Pathfinder Load Planning Guide
Carrying limits shape travel choices in Pathfinder. A hero can own many items, but every pound matters during a crawl. Armor, treasure, weapons, food, coins, and tools all add pressure. This calculator helps players check that pressure before movement slows or penalties appear.
Why Carrying Capacity Matters
Encumbrance is more than a bookkeeping rule. It can decide whether a scout stays quiet, whether a fighter keeps full mobility, or whether a mount can haul recovered loot. A light load is safe for most actions. A medium load reduces movement and adds a check penalty. A heavy load is harsher and limits running power. Knowing the limit prevents confusion at the table.
What This Tool Checks
The form accepts Strength, size, body type, gear weight, coins, armor influence, bonus Strength, and special multipliers. It also estimates overhead lift, ground lift, push, and drag values. The current load is compared against adjusted thresholds. The result shows load class, remaining space, overload status, speed, run multiplier, check penalty, and maximum Dexterity allowance.
Using Advanced Options
Use the bonus Strength field when a belt, spell, or effect changes Strength directly.

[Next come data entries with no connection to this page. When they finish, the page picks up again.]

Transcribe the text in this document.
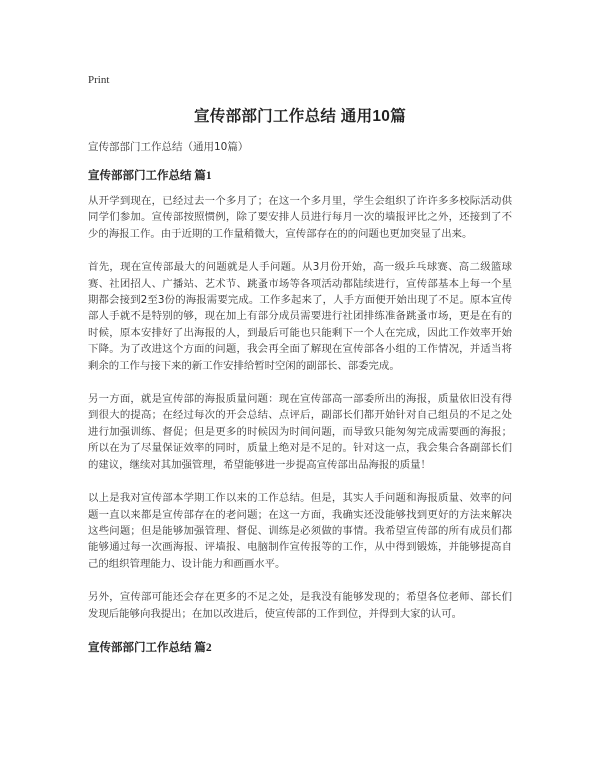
Print
宣传部部门工作总结 通用10篇

宣传部部门工作总结（通用10篇）

宣传部部门工作总结 篇1

从开学到现在，已经过去一个多月了；在这一个多月里，学生会组织了许许多多校际活动供同学们参加。宣传部按照惯例，除了要安排人员进行每月一次的墙报评比之外，还接到了不少的海报工作。由于近期的工作量稍微大，宣传部存在的的问题也更加突显了出来。

首先，现在宣传部最大的问题就是人手问题。从3月份开始，高一级乒乓球赛、高二级篮球赛、社团招人、广播站、艺术节、跳蚤市场等各项活动都陆续进行，宣传部基本上每一个星期都会接到2至3份的海报需要完成。工作多起来了，人手方面便开始出现了不足。原本宣传部人手就不是特别的够，现在加上有部分成员需要进行社团排练准备跳蚤市场，更是在有的时候，原本安排好了出海报的人，到最后可能也只能剩下一个人在完成，因此工作效率开始下降。为了改进这个方面的问题，我会再全面了解现在宣传部各小组的工作情况，并适当将剩余的工作与接下来的新工作安排给暂时空闲的副部长、部委完成。

另一方面，就是宣传部的海报质量问题：现在宣传部高一部委所出的海报，质量依旧没有得到很大的提高；在经过每次的开会总结、点评后，副部长们都开始针对自己组员的不足之处进行加强训练、督促；但是更多的时候因为时间问题，而导致只能匆匆完成需要画的海报；所以在为了尽量保证效率的同时，质量上绝对是不足的。针对这一点，我会集合各副部长们的建议，继续对其加强管理，希望能够进一步提高宣传部出品海报的质量！

以上是我对宣传部本学期工作以来的工作总结。但是，其实人手问题和海报质量、效率的问题一直以来都是宣传部存在的老问题；在这一方面，我确实还没能够找到更好的方法来解决这些问题；但是能够加强管理、督促、训练是必须做的事情。我希望宣传部的所有成员们都能够通过每一次画海报、评墙报、电脑制作宣传报等的工作，从中得到锻炼，并能够提高自己的组织管理能力、设计能力和画画水平。

另外，宣传部可能还会存在更多的不足之处，是我没有能够发现的；希望各位老师、部长们发现后能够向我提出；在加以改进后，使宣传部的工作到位，并得到大家的认可。

宣传部部门工作总结 篇2
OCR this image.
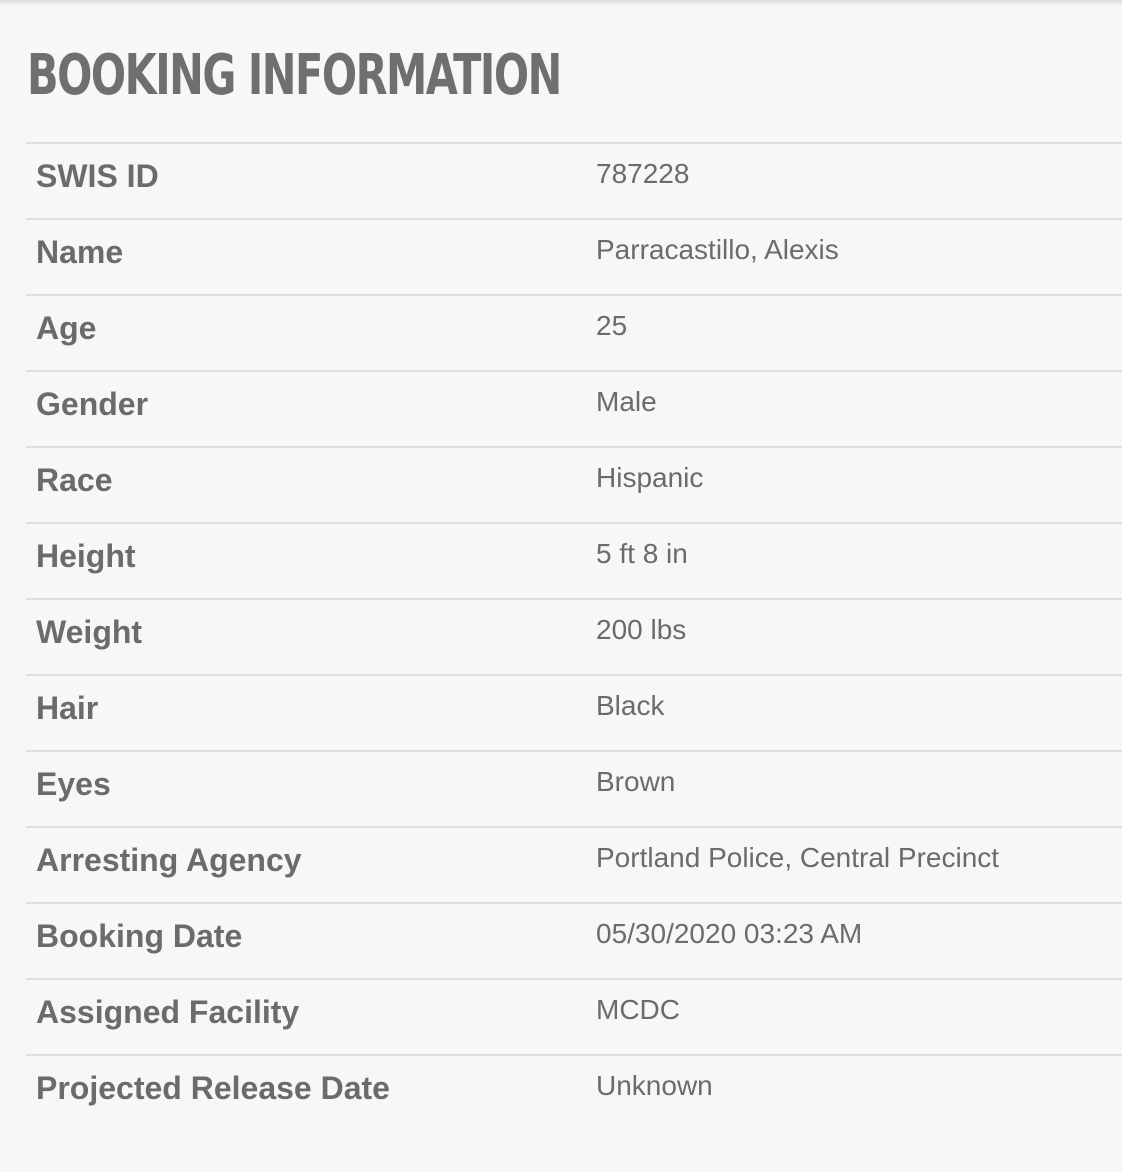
BOOKING INFORMATION
SWIS ID	787228
Name	Parracastillo, Alexis
Age	25
Gender	Male
Race	Hispanic
Height	5 ft 8 in
Weight	200 lbs
Hair	Black
Eyes	Brown
Arresting Agency	Portland Police, Central Precinct
Booking Date	05/30/2020 03:23 AM
Assigned Facility	MCDC
Projected Release Date	Unknown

Use the capacity multiplier when a rule triples or otherwise modifies carrying limits. Select quadruped for mounts, animal companions, and similar creatures. Change size carefully, since a Huge quadruped carries far more than a Small biped with the same Strength.
Reading the Result
The output separates carried load from lifting and dragging. If carried weight is above the heavy load, the character is overloaded. They may still lift or drag under special limits, but normal adventuring movement is not available. The table also gives clean examples for common heroes and mounts.
Practical Table Advice
Ask players to record pack weight before sessions. Keep coin weight visible, because coin piles become heavy fast. Let the group decide what goes on a mount, what stays in camp, and what must be dropped during danger. A clear capacity report saves time. It also turns treasure hauling into a meaningful tactical choice.
Game Master Notes
Game Masters can use the same numbers for hazards, chases, and loot scenes. When weights are visible, decisions feel fair. Players understand penalties before they move into combat or start risky exploration.